Iltija () is a Pakistani television physiological drama series produced by Sana Shahnawaz and Samina Humayun Saeed under banner Next Level Entertainment. It is written by Saji Gul and directed by Mazhar Moin. Iltija focuses on the struggle of families who bring up the children with abnormalities such as Down Syndrome and Quadriplegia. It features a leading cast of Affan Waheed, Tooba Siddiqui, Rubina Ashraf, Imran Ashraf and child star Caitlyn Espinherio who is actually a Down Syndrome's victim.

Plot summary 

The story revolves around Hina and Sameer who love each other and marry. After their marriage, the test of their relationship starts when Hina births a girl with Down Syndrome. Due to the birth of a child who is not as normal as others, Sameer's mother does not like Hina and due to her interference she had to leave Sameer's house.

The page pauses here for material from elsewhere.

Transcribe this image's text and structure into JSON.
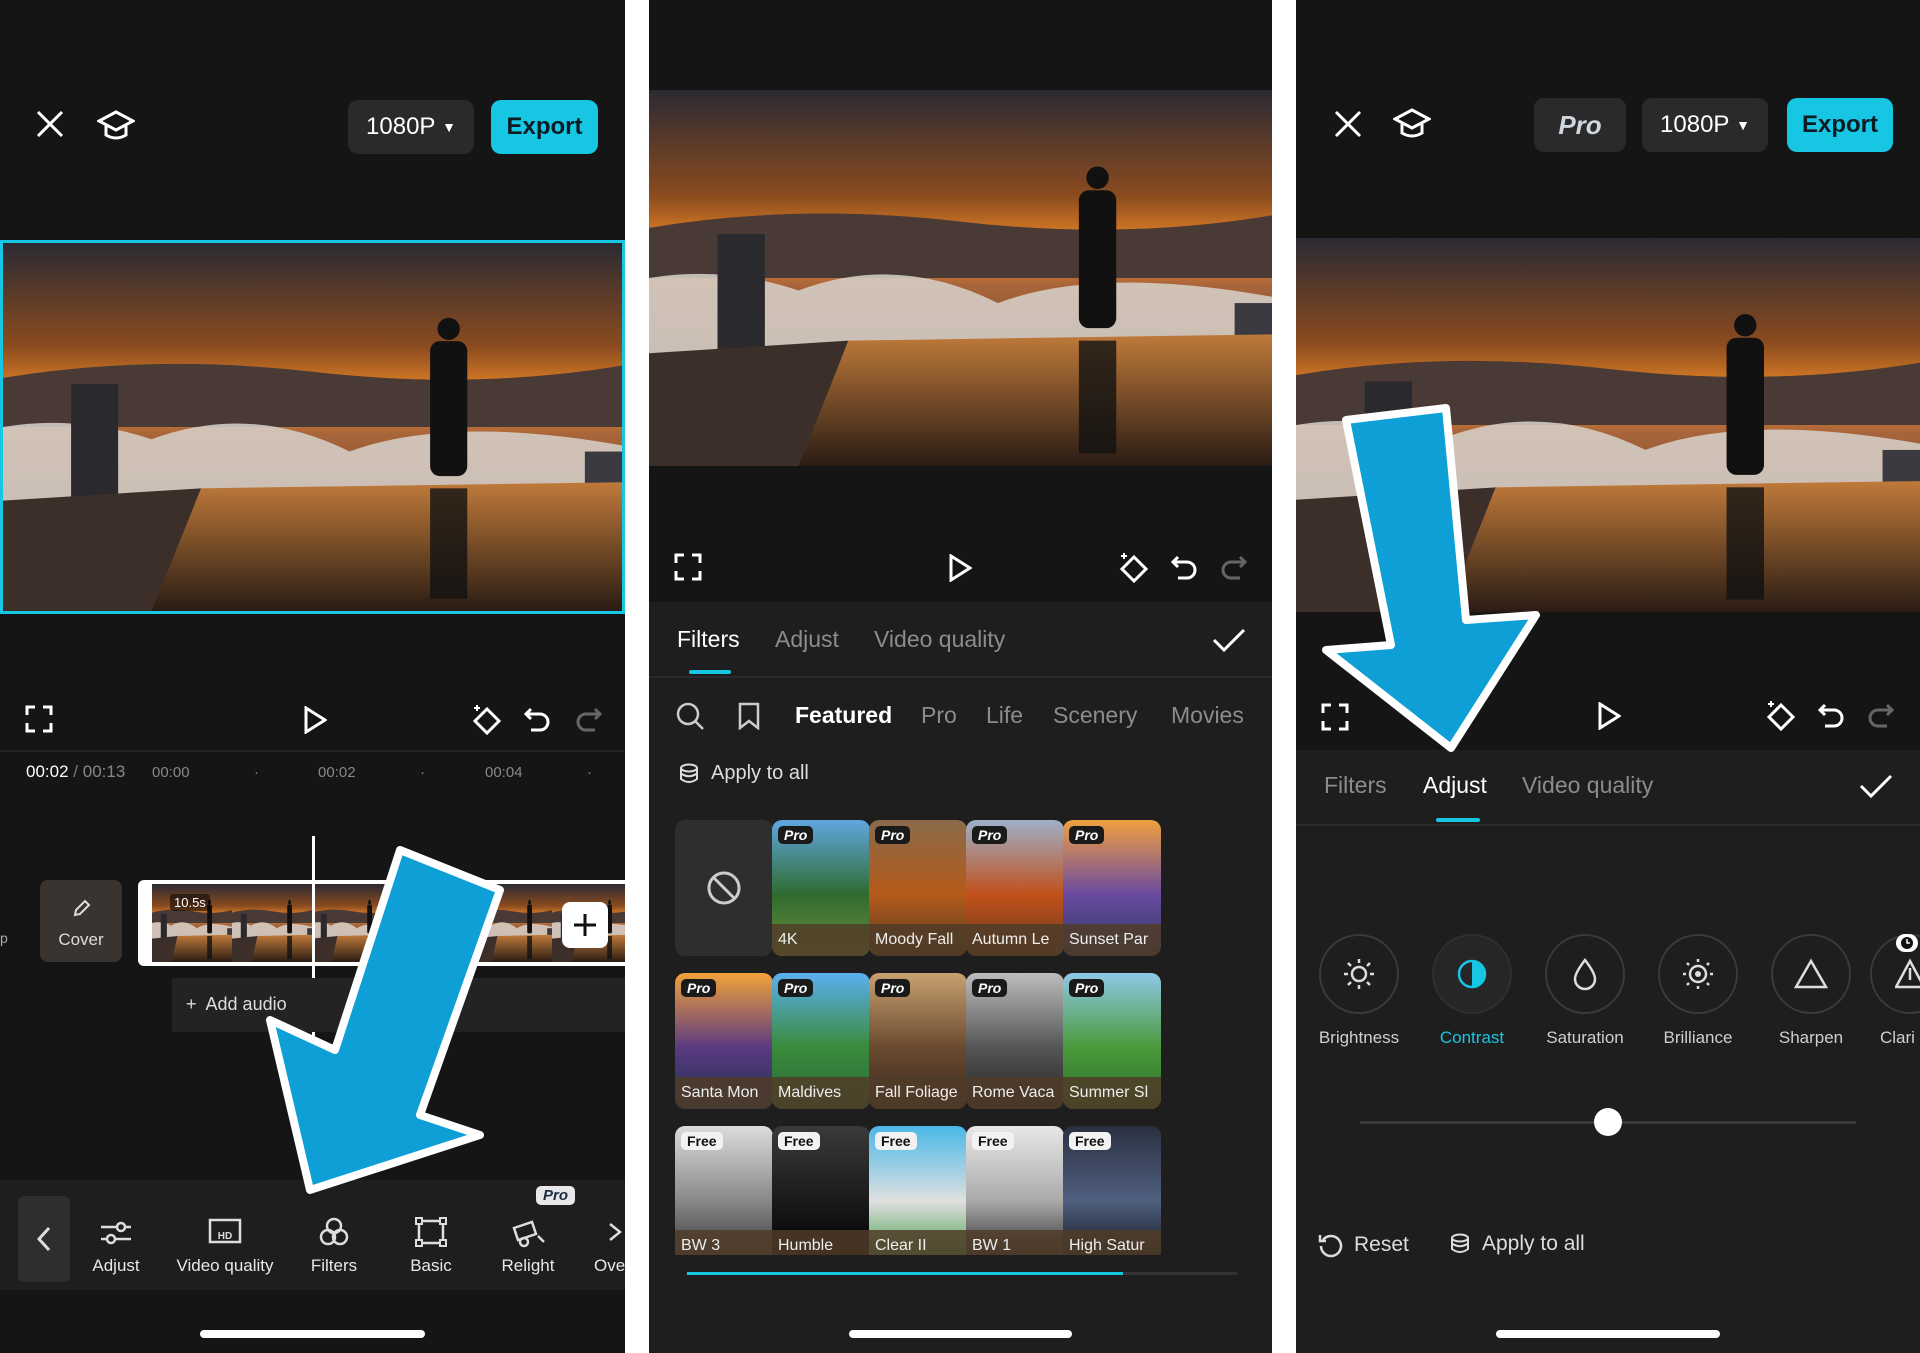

Hina than starts living in her mother's house where she brings up her daughter Khushi, lone.

Cast 

 Tooba Siddiqui as Hina
 Affan Waheed as Sameer
 Caitlyn Espinherio as Khushi
 Rubina Ashraf as Sameer's mother
 Laila Wasti as Adeela
 Ali Tahir as Saqib
 Yashma Gill as Tayyaba
 Yasir Shah as Razi
 Imran Ashraf as Hadi
 Seemi Pasha as Hina's mother
 Mariam Mirza as doctor (special appearance)
 Akbar Subhani (special appearance)

Production 
In October 2016, it reported that Tooba Siddiqui will make her television comeback with Saji Gul's script about Down's Syndrome. She shared to DAWN Images that "My character's a woman who has a child suffering from Down's sundrome. Different events in her life have strained her relationship with her family and friends." Director Mazhar Moin said in an interview that many of the actors rejected the serial due to not being a mainstream media project.

Reception 

Along with a few television series of the series, DAWN Images said it as a serial of the year with different story from the others.

The series had mostly the ratings of 4–6TRPs.